- The California Public Utilities Commission on Thursday launched a formal proceeding to consider the "ratemaking and other implications" of Pacific Gas & Electric's proposed plan of reorganization.
- The utility filed for bankruptcy in January, facing billions in liabilities related to 2017 and 2018 wildfires and the CPUC is an active participant in PG&E's Chapter 11 case in the Northern California district of the U.S. Bankruptcy Court. The commission noted that opening the proceeding is "not an indication that the CPUC approves or disapproves" of PG&E's plan or any other plan.
- By law, the commission must review and approve any proposed plan and related transactions, before PG&E's bankruptcy can be resolved. The utility is up against a deadline set by state lawmakers in order to access California's new wildfire mitigation fund.
Multiple proceedings will need to resolve in order for PG&E to exit bankruptcy, but they all focus on one date: the June 30, 2020, statutory deadline set in AB 1054 for PG&E to participate in the California wildfire fund, which aims to help utilities address fire costs.
The Commission "expects to render its decision sufficiently in advance of the [deadline] ... to allow the Bankruptcy Court to address and approve any modifications made to the plan," it said in its order.
The commission's investigation will consider whether the settlement resolves monetary fines or penalties for PG&E's pre-bankruptcy conduct, whether to approve changes to PG&E's governance structure, whether PG&E's plan is consistent with the state's climate goals and whether the plan is rate neutral.
The investigation will "provide a critical venue for the CPUC to work with stakeholders in analyzing and appropriately responding to the PG&E plan for reorganization," Commissioner Genevieve Shiroma said in a statement.
"The various elements under the jurisdiction of the CPUC we seek to resolve are key to emerging from bankruptcy" by the deadline, PG&E told Utility Dive.
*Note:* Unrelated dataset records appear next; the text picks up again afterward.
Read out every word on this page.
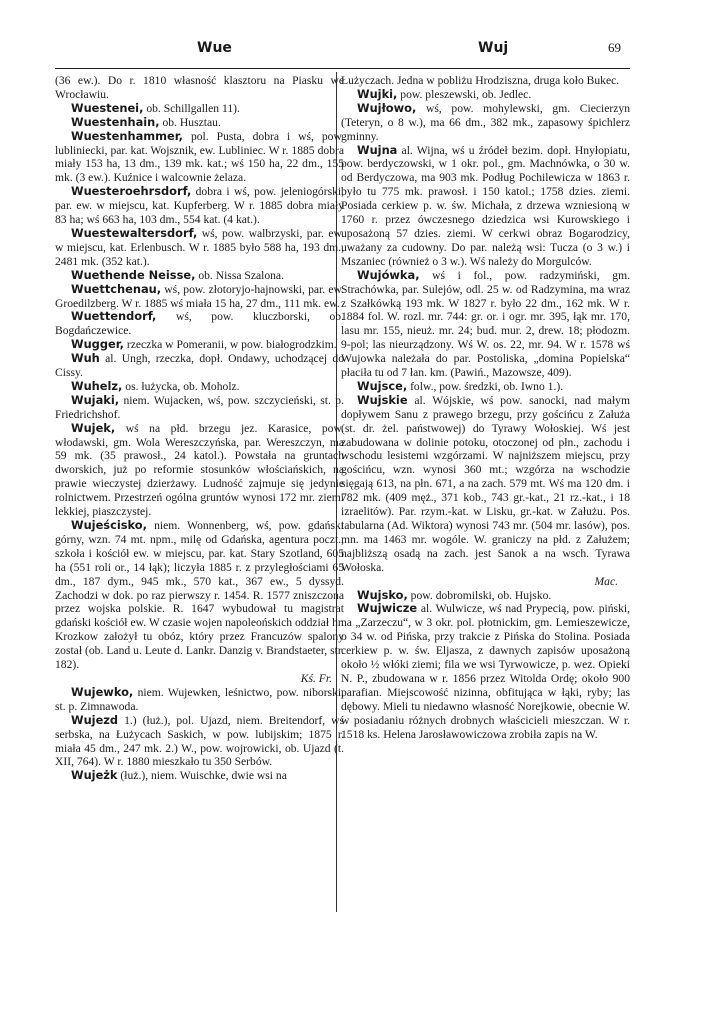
Wue	Wuj	69

(36 ew.). Do r. 1810 własność klasztoru na Piasku we Wrocławiu.

Wuestenei, ob. Schillgallen 11).

Wuestenhain, ob. Husztau.

Wuestenhammer, pol. Pusta, dobra i wś, pow. lubliniecki, par. kat. Wojsznik, ew. Lubliniec. W r. 1885 dobra miały 153 ha, 13 dm., 139 mk. kat.; wś 150 ha, 22 dm., 155 mk. (3 ew.). Kuźnice i walcownie żelaza.

Wuesteroehrsdorf, dobra i wś, pow. jeleniogórski, par. ew. w miejscu, kat. Kupferberg. W r. 1885 dobra miały 83 ha; wś 663 ha, 103 dm., 554 kat. (4 kat.).

Wuestewaltersdorf, wś, pow. walbrzyski, par. ew. w miejscu, kat. Erlenbusch. W r. 1885 było 588 ha, 193 dm., 2481 mk. (352 kat.).

Wuethende Neisse, ob. Nissa Szalona.

Wuettchenau, wś, pow. złotoryjo-hajnowski, par. ew. Groedilzberg. W r. 1885 wś miała 15 ha, 27 dm., 111 mk. ew.

Wuettendorf, wś, pow. kluczborski, ob. Bogdańczewice.

Wugger, rzeczka w Pomeranii, w pow. białogrodzkim.

Wuh al. Ungh, rzeczka, dopł. Ondawy, uchodzącej do Cissy.

Wuhelz, os. łużycka, ob. Moholz.

Wujaki, niem. Wujacken, wś, pow. szczycieński, st. p. Friedrichshof.

Wujek, wś na płd. brzegu jez. Karasice, pow. włodawski, gm. Wola Wereszczyńska, par. Wereszczyn, ma 59 mk. (35 prawosł., 24 katol.). Powstała na gruntach dworskich, już po reformie stosunków włościańskich, na prawie wieczystej dzierżawy. Ludność zajmuje się jedynie rolnictwem. Przestrzeń ogólna gruntów wynosi 172 mr. ziemi lekkiej, piaszczystej.

Wujeścisko, niem. Wonnenberg, wś, pow. gdański górny, wzn. 74 mt. npm., milę od Gdańska, agentura poczt., szkoła i kościół ew. w miejscu, par. kat. Stary Szotland, 605 ha (551 roli or., 14 łąk); liczyła 1885 r. z przyległościami 65 dm., 187 dym., 945 mk., 570 kat., 367 ew., 5 dyssyd. Zachodzi w dok. po raz pierwszy r. 1454. R. 1577 zniszczona przez wojska polskie. R. 1647 wybudował tu magistrat gdański kościół ew. W czasie wojen napoleońskich oddział hr. Krozkow założył tu obóz, który przez Francuzów spalony został (ob. Land u. Leute d. Lankr. Danzig v. Brandstaeter, str. 182).

Kś. Fr.

Wujewko, niem. Wujewken, leśnictwo, pow. niborski, st. p. Zimnawoda.

Wujezd 1.) (łuż.), pol. Ujazd, niem. Breitendorf, wś serbska, na Łużycach Saskich, w pow. lubijskim; 1875 r. miała 45 dm., 247 mk. 2.) W., pow. wojrowicki, ob. Ujazd (t. XII, 764). W r. 1880 mieszkało tu 350 Serbów.

Wujeżk (łuż.), niem. Wuischke, dwie wsi na

Łużyczach. Jedna w pobliżu Hrodziszna, druga koło Bukec.

Wujki, pow. pleszewski, ob. Jedlec.

Wujłowo, wś, pow. mohylewski, gm. Ciecierzyn (Teteryn, o 8 w.), ma 66 dm., 382 mk., zapasowy śpichlerz gminny.

Wujna al. Wijna, wś u źródeł bezim. dopł. Hnyłopiatu, pow. berdyczowski, w 1 okr. pol., gm. Machnówka, o 30 w. od Berdyczowa, ma 903 mk. Podług Pochilewicza w 1863 r. było tu 775 mk. prawosł. i 150 katol.; 1758 dzies. ziemi. Posiada cerkiew p. w. św. Michała, z drzewa wzniesioną w 1760 r. przez ówczesnego dziedzica wsi Kurowskiego i uposażoną 57 dzies. ziemi. W cerkwi obraz Bogarodzicy, uważany za cudowny. Do par. należą wsi: Tucza (o 3 w.) i Mszaniec (również o 3 w.). Wś należy do Morgulców.

Wujówka, wś i fol., pow. radzymiński, gm. Strachówka, par. Sulejów, odl. 25 w. od Radzymina, ma wraz z Szałkówką 193 mk. W 1827 r. było 22 dm., 162 mk. W r. 1884 fol. W. rozl. mr. 744: gr. or. i ogr. mr. 395, łąk mr. 170, lasu mr. 155, nieuż. mr. 24; bud. mur. 2, drew. 18; płodozm. 9-pol; las nieurządzony. Wś W. os. 22, mr. 94. W r. 1578 wś Wujowka należała do par. Postoliska, „domina Popielska“ płaciła tu od 7 łan. km. (Pawiń., Mazowsze, 409).

Wujsce, folw., pow. średzki, ob. Iwno 1.).

Wujskie al. Wójskie, wś pow. sanocki, nad małym dopływem Sanu z prawego brzegu, przy gościńcu z Załuża (st. dr. żel. państwowej) do Tyrawy Wołoskiej. Wś jest zabudowana w dolinie potoku, otoczonej od płn., zachodu i wschodu lesistemi wzgórzami. W najniższem miejscu, przy gościńcu, wzn. wynosi 360 mt.; wzgórza na wschodzie sięgają 613, na płn. 671, a na zach. 579 mt. Wś ma 120 dm. i 782 mk. (409 męż., 371 kob., 743 gr.-kat., 21 rz.-kat., i 18 izraelitów). Par. rzym.-kat. w Lisku, gr.-kat. w Załużu. Pos. tabularna (Ad. Wiktora) wynosi 743 mr. (504 mr. lasów), pos. mn. ma 1463 mr. wogóle. W. graniczy na płd. z Załużem; najbliższą osadą na zach. jest Sanok a na wsch. Tyrawa Wołoska.

Mac.

Wujsko, pow. dobromilski, ob. Hujsko.

Wujwicze al. Wulwicze, wś nad Prypecią, pow. piński, na „Zarzeczu“, w 3 okr. pol. płotnickim, gm. Lemieszewicze, o 34 w. od Pińska, przy trakcie z Pińska do Stolina. Posiada cerkiew p. w. św. Eljasza, z dawnych zapisów uposażoną około ½ włóki ziemi; fila we wsi Tyrwowicze, p. wez. Opieki N. P., zbudowana w r. 1856 przez Witolda Ordę; około 900 parafian. Miejscowość nizinna, obfitująca w łąki, ryby; las dębowy. Mieli tu niedawno własność Norejkowie, obecnie W. w posiadaniu różnych drobnych właścicieli mieszczan. W r. 1518 ks. Helena Jarosławowiczowa zrobiła zapis na W.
The utility says its plan is focused on "fairly compensating all impacted wildfire victims, protecting customer rates, and putting PG&E on a path to be the energy company our customers need and deserve."
PG&E's proposal to exit bankruptcy includes $17.9 billion to pay wildfire claims, but other parties are preparing to put forth their own proposals. A group of noteholders last week proposed injecting $29.2 billion in new money into the bankrupt utility, and included $14.5 billion to pay fire victims and $11 billion for insurance subrogation claims.
PG&E told Utility Dive that the competing proposal "would only enrich bondholders by paying them interest well in excess of what is required by law, resulting in billions in unnecessary costs" borne by the utility's customers.
The utility requested a federal bankruptcy judge extend its period of exclusivity, during which only it can propose a reorganization plan, until Nov 29.